Mia Brownell
Embracing the Void: The Spinning Festoons of Mia Brownell by Hanneke Grootenboer


Mia Brownell’s paintings from her recent series “Adventures of a Reluctant Omnivore” give the viewer a slight sensation of disorientation. Swirls of leafless branches with fruits attached spiral towards us from a deep, warm, dark background, or they appear to hang helplessly in a white vacuum. Where are we? And what exactly are we looking at?

Evidently, Brownell has been influenced by early-modern still lifes, in particular the fruit and flower pieces of seventeenth-century Dutch masters. Her traditional technique—employed refreshingly—allows her to meticulously render her apples, grapes, apricots just as her predecessors did. The great difference is that in Baroque still lifes gravity rules: glasses have tumbled, skulls have rolled to their sides, pieces of bread lay scattered, musical instruments balance on edges of table-tops, and all the while the ubiquitous lemon peel spirals downward endlessly.

Brownell does not grant her objects such grounding. Her fruits hang in mid-air as if weightless. Breathing a kind of lightness, her paintings do not so much build on the genre of still life as on its distant relative, the festoon, that antique ornament made for suspension. Dating back to the early Greek period, the festoon was originally an actual garland decorating skulls of sacrificed beasts. Ever since, festoons as devices have appeared on temple fronts and Roman sarcophagi; have framed Renaissance frescoes or windows on palace facades; and have emerged in plaster as decorative element in rococo interiors. Though the festoon, incidentally, has been elevated by Pieter Paul Rubens, Jan Bruegel and Jan Davidsz de Heem as the main subject of their oil paintings, it has largely remained ornamental. One thing Brownell has done is put an end to the festoon’s life at the margins. Placing it on centre stage, she has refashioned this festive albeit banal ornament, creating a classical device with a playful—and quite literal—twist.

Whereas seventeenth-century masters carefully composed neatly draped, flowery rampages, Brownell’s festoons are spinning out of control. Leafless branches spiral out of frame, a few fruits dangerously dangling here and there. These fruits are about to be swept out of our sight, but at a rather slow pace, as the barren branches unfold in their own strangely unearthly way, almost like a nebulous galaxy. Differing from the dangling apples, the tiny grapes (and are we sure they are grapes?) cling to the twigs as if they were a parasitical, prolific plant species. Appearing as a close-up of a part incorporated in later pieces such as Still Life with Sympathy for Eve (2007), Brownell’s Still Life with Helix (2006) shows the creeping berries are to be somehow deeply organic, bodily even, reminiscent of models of cells or proteins blown up to gigantic proportions. Indeed, Still Life with Double Double further confirms Brownell’s interest in molecular models. We see a pair of helixes consisting of intertwined twigs covered with tiny grapes that mimic miniscule, abstract structures like those in images of DNA strands. Paradoxically, and likely due to Brownell’s immaculate technique, I am reminded of the inside of a body, a rib cage perhaps, that I have seen in Rembrandt’s, Soutine’s or Bacon’s slaughtered oxen.

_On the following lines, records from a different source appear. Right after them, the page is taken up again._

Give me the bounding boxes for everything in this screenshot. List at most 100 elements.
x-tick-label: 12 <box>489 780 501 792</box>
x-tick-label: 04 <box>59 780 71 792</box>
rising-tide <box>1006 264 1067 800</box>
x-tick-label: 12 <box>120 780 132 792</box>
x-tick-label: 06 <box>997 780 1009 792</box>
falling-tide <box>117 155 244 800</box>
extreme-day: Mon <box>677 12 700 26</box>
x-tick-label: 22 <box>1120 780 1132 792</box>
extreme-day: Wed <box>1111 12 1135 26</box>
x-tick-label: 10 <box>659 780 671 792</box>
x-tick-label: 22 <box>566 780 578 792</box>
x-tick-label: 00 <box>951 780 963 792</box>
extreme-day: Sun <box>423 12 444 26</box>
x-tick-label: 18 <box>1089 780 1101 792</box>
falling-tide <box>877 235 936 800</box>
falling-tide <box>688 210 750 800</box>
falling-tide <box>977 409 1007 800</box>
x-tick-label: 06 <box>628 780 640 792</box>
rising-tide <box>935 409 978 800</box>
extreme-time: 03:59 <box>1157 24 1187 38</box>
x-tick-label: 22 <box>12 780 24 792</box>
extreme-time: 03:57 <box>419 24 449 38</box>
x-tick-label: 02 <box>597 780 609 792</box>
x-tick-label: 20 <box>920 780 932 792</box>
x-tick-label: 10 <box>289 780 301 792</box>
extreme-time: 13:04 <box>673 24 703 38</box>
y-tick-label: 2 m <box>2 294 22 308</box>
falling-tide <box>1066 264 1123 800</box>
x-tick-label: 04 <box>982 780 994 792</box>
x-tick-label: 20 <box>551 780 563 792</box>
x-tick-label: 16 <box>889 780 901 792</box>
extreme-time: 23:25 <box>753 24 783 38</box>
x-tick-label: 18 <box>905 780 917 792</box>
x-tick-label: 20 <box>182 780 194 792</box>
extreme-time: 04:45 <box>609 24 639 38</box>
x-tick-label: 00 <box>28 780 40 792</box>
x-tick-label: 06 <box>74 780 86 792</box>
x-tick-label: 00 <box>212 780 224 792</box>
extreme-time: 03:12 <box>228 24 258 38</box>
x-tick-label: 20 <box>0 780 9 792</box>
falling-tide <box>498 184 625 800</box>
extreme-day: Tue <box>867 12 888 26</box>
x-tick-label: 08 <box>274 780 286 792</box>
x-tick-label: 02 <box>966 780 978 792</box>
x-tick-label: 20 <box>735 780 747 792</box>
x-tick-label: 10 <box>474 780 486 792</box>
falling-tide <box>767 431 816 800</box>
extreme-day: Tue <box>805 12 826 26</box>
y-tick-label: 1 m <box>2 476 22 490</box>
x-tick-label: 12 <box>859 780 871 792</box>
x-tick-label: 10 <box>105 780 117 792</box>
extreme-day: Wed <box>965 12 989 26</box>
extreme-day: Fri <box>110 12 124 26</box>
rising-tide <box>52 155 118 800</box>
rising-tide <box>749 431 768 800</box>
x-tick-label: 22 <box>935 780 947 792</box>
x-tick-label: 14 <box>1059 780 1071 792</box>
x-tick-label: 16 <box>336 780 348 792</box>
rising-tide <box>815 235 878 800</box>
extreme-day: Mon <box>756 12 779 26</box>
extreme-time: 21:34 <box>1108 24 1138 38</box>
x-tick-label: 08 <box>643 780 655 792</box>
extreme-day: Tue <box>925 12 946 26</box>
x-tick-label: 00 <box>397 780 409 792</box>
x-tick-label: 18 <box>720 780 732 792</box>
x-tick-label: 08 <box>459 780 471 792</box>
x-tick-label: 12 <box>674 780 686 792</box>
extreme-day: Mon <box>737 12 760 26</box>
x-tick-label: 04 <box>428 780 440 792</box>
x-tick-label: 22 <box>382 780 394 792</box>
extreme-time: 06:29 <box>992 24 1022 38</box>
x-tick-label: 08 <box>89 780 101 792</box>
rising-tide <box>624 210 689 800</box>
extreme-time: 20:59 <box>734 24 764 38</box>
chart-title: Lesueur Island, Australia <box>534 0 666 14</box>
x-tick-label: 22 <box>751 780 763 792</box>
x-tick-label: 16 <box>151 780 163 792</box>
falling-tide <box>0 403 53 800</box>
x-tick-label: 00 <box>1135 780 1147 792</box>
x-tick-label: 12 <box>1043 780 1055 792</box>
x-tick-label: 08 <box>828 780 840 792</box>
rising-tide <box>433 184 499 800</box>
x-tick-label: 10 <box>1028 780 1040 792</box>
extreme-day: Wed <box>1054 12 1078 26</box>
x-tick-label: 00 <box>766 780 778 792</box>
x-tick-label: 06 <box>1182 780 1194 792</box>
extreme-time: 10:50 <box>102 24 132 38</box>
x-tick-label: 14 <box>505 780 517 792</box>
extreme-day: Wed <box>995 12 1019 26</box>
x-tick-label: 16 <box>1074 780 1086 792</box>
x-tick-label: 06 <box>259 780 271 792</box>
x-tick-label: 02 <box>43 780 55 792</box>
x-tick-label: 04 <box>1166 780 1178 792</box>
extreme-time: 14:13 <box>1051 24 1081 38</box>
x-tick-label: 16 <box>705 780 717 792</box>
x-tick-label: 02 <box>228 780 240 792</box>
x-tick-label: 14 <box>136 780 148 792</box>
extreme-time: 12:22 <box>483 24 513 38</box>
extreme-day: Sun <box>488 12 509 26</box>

Brownell’s work thus attempts to give traditional objects and themes a new spin, or rather an alternative set-up that is surprisingly fitting. The molecular composition, as I would call it, ultimately reveals a curiosity, or rather, a passion for empty interiors, the voids around which these works curl. We see this interest also in Still Life with Cock—the chicken, fridge-cold, is virtually obscene in showing the gaping cavity of its carcass—or in Still Life with Adam, in which a lamb’s rib spirals according to its molecular composition while at the same time evoking a lemon peel. Though at times appearing as if the branches tenderly embrace emptiness, in fact the void is a forceful power ruling over the composition, willfully pushing it to its unsettling, bottomless depths, where no viewer’s eye can follow.




Hanneke Grootenboer
Professor of Art History
Oxford University

Hanneke Grootenboer is a University Lecturer in the History of Art Department at Oxford University. She is interested in theories of vision in early modern painting, in particular in perspective, illusionism and visual rhetoric. Currently, Grootenboer explores the intersections of philosophy, critical theory and the visual arts in a project entitled The Pensive Image that deals with painting as a form of thinking. Other projects include a study of the “look” of early modern portraiture and death masks. She is the author of The Rhetoric of Perspective: Realism and Illusionism in Seventeenth-Century Dutch Still Life Painting (University of Chicago Press, 2005). Forthcoming from the same press is Treasuring the Gaze: Intimate Vision in Eighteenth-Century British Eye Miniatures, which is about the short-lived fashion for exchanging small portraits of an individual’s eye. Before joining the History of Art Department, Grootenboer lectured at Tulane University in New Orleans, Columbia University in New York, and the Amsterdam School for Cultural Analysis at the University of Amsterdam, The Netherlands.